Une autre constatation de l’équipe a été que, pour des entreprises semblables, les entrepreneurs qui avaient reçu plus de questions d’orientation préventive avaient récolté une moyenne de 2.3 millions de dollars de fonds, quand ceux qui avaient répondu à des questions d’orientation promotionnelle avaient récolté une moyenne de 16.8 millions de dollars. « De fait, pour chaque question préventive posée à une entrepreneure, la start-up récoltait 3.8 millions de dollars de moins en moyenne. »
« En recherchant des facteurs qui peuvent influencer les résultats des levées de fonds – comme les estimations des besoins en capitaux de la start-up, la qualité du projet, l’âge de l’entrepreneur comme son expérience passée -nous avons découvert que la prévalence de questions préventives illustrait complètement la relation entre le sexe de l’entrepreneur(e) et le financement. »

La recherche a cependant dégagé quelques bonnes nouvelles pour les femmes et les entrepreneurs suscitant des questions d’ordre préventif. Par exemple, si le fait que 85% des entrepreneurs ont formulé leurs réponses de manière à rester dans le ton promotionnel ou préventif des questions a probablement « perpétué le cycle des préjugés inhérents au schéma des questions-réponses et aggravé la disparité des fonds, » écrit Dana, les entrepreneurs qui eux ont choisi de fournir des réponses de type promotionnel malgré la question préventive ont récolté une moyenne de 7.9 millions de dollars, contre 563 000 dollars pour les autres.

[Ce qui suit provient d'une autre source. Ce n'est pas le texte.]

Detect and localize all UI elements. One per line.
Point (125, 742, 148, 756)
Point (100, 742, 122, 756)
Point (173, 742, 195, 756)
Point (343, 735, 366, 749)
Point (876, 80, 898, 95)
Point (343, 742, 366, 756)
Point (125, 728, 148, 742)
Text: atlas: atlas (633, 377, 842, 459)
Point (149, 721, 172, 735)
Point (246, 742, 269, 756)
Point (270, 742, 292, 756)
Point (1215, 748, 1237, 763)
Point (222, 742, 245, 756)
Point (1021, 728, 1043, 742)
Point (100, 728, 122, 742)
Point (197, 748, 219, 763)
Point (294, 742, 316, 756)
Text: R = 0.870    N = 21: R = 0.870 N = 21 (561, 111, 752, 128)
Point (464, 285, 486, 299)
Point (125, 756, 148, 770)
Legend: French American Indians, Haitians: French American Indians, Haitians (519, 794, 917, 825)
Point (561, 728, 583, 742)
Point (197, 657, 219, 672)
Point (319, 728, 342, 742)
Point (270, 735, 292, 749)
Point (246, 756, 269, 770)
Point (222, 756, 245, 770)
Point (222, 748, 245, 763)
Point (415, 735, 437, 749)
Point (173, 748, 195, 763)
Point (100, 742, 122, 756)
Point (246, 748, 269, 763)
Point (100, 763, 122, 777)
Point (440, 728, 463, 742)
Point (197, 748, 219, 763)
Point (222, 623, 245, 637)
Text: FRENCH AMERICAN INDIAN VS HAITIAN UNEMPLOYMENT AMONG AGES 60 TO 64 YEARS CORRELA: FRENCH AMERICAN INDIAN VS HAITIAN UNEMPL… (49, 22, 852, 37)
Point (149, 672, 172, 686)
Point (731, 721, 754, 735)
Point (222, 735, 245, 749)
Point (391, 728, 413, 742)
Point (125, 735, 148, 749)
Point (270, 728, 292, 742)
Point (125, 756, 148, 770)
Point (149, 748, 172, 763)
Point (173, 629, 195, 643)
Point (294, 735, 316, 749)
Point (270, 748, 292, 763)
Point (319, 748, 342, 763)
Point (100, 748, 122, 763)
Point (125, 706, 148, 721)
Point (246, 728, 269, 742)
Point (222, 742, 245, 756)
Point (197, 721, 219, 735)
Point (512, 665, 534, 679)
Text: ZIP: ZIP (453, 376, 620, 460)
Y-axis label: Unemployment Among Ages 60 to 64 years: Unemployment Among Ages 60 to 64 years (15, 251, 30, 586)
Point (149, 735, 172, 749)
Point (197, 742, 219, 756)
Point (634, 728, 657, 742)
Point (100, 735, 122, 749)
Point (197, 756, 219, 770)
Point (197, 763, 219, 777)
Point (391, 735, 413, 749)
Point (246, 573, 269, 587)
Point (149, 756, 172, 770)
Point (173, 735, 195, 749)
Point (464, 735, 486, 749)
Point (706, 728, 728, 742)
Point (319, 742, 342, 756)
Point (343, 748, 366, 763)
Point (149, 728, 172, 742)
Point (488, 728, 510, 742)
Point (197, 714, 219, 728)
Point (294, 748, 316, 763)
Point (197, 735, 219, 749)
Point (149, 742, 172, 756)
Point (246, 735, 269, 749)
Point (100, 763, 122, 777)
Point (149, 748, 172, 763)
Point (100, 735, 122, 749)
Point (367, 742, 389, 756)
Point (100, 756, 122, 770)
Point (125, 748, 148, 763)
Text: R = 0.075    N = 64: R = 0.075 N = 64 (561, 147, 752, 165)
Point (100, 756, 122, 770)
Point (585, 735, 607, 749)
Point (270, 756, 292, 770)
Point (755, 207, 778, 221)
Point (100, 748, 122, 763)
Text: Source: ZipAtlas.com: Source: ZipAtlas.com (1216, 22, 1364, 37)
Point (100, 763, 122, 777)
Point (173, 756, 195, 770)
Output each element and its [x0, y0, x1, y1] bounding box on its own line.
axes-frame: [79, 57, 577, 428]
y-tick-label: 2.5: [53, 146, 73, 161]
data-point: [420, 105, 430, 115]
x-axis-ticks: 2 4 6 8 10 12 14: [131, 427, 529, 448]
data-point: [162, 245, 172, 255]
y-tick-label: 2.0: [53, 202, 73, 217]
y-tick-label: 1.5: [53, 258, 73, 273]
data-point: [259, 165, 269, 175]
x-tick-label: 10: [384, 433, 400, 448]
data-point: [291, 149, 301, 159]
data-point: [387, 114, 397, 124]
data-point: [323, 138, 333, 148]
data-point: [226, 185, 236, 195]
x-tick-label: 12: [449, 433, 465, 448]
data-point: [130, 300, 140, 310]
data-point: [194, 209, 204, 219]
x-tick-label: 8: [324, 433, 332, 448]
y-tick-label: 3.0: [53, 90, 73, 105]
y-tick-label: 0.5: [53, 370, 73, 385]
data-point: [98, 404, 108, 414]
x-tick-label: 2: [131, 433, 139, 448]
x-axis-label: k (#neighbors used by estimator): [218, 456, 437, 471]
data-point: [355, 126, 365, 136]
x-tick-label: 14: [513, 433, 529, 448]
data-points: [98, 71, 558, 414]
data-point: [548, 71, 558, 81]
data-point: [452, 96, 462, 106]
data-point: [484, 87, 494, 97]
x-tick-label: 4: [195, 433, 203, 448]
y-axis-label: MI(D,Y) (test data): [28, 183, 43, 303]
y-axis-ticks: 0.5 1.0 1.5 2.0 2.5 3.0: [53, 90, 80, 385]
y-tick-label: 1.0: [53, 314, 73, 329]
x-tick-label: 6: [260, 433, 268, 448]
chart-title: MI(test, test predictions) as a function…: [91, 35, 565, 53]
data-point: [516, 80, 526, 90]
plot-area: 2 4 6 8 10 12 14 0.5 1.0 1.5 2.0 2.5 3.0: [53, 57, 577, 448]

Ainsi, cela suggère que les entrepreneurs qui formulent leurs réponses de manière positive en dépit du style de la question peuvent récupérer le plus gros du potentiel de financement perdu en recevant au départ des questions principalement préventives.

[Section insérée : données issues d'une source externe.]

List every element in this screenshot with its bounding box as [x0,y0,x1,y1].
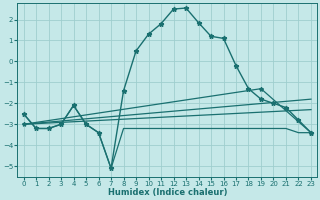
X-axis label: Humidex (Indice chaleur): Humidex (Indice chaleur) [108,188,227,197]
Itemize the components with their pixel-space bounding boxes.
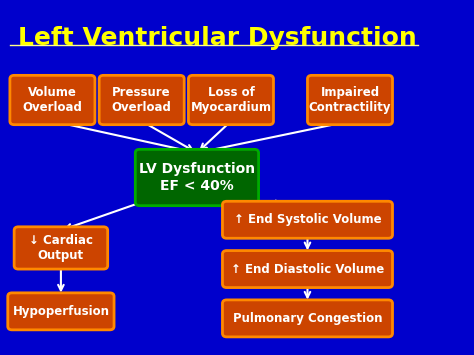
Text: Volume
Overload: Volume Overload (22, 86, 82, 114)
Text: ↑ End Systolic Volume: ↑ End Systolic Volume (234, 213, 381, 226)
Text: Hypoperfusion: Hypoperfusion (12, 305, 109, 318)
FancyBboxPatch shape (308, 75, 392, 125)
FancyBboxPatch shape (14, 227, 108, 269)
Text: LV Dysfunction
EF < 40%: LV Dysfunction EF < 40% (139, 162, 255, 193)
Text: Pulmonary Congestion: Pulmonary Congestion (233, 312, 382, 325)
Text: Left Ventricular Dysfunction: Left Ventricular Dysfunction (18, 26, 417, 50)
FancyBboxPatch shape (135, 149, 259, 206)
Text: ↑ End Diastolic Volume: ↑ End Diastolic Volume (231, 263, 384, 275)
Text: Loss of
Myocardium: Loss of Myocardium (191, 86, 272, 114)
FancyBboxPatch shape (99, 75, 184, 125)
FancyBboxPatch shape (189, 75, 273, 125)
FancyBboxPatch shape (8, 293, 114, 330)
FancyBboxPatch shape (222, 201, 392, 238)
FancyBboxPatch shape (222, 300, 392, 337)
Text: Impaired
Contractility: Impaired Contractility (309, 86, 391, 114)
FancyBboxPatch shape (222, 251, 392, 288)
Text: Pressure
Overload: Pressure Overload (112, 86, 172, 114)
Text: ↓ Cardiac
Output: ↓ Cardiac Output (29, 234, 93, 262)
FancyBboxPatch shape (10, 75, 95, 125)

Afin de tester leurs résultats, les chercheurs ont recréé les conditions de la conférence TechCrunch dans le cadre d’une expérimentation avec 194 investisseurs professionnels, dont 30% de femmes, et 106 investisseurs amateurs, dont 47% de femmes. Il a été demandé aux participants d’allouer 400 000 dollars aux start-up de leur choix: leur comportement s’est calqué sur les résultats observés par les chercheurs lors de leur étude.

« Les investisseurs professionnels ont alloué une moyenne de 81 113 dollars aux start-up ayant répondu à des questions préventives par des réponses promotionnelles, soit une somme 1.6 fois plus élevée que la moyenne de 52 369 dollars allouée à ceux ayant répondu à des questions préventives par des réponses préventives, » lit-on dans l’article de Dana. « De la même manière, les investisseurs amateurs ont attribué une moyenne de 96 321 dollars aux start-up ayant répondu de manière promotionnelle à des questions préventives, soit une somme 1.7 fois supérieure à celle de 55 377 dollars allouée en moyenne aux start-up ayant répondu préventivement à des questions préventives. »

Cette étude diffuse un espoir, limité certes, mais néanmoins réel pour la lutte contre l’écart existant entre hommes et femmes dans le monde de l’investissement du capital-risque. Cela rappelle aussi aux entrepreneurs qu’il est possible de faire un pas vers la parité au sein de leurs start-up. S’il y a de la valeur dans l’identification d’un problème largement répandu, il s’en trouve bien plus encore dans le dégagement d’une solution.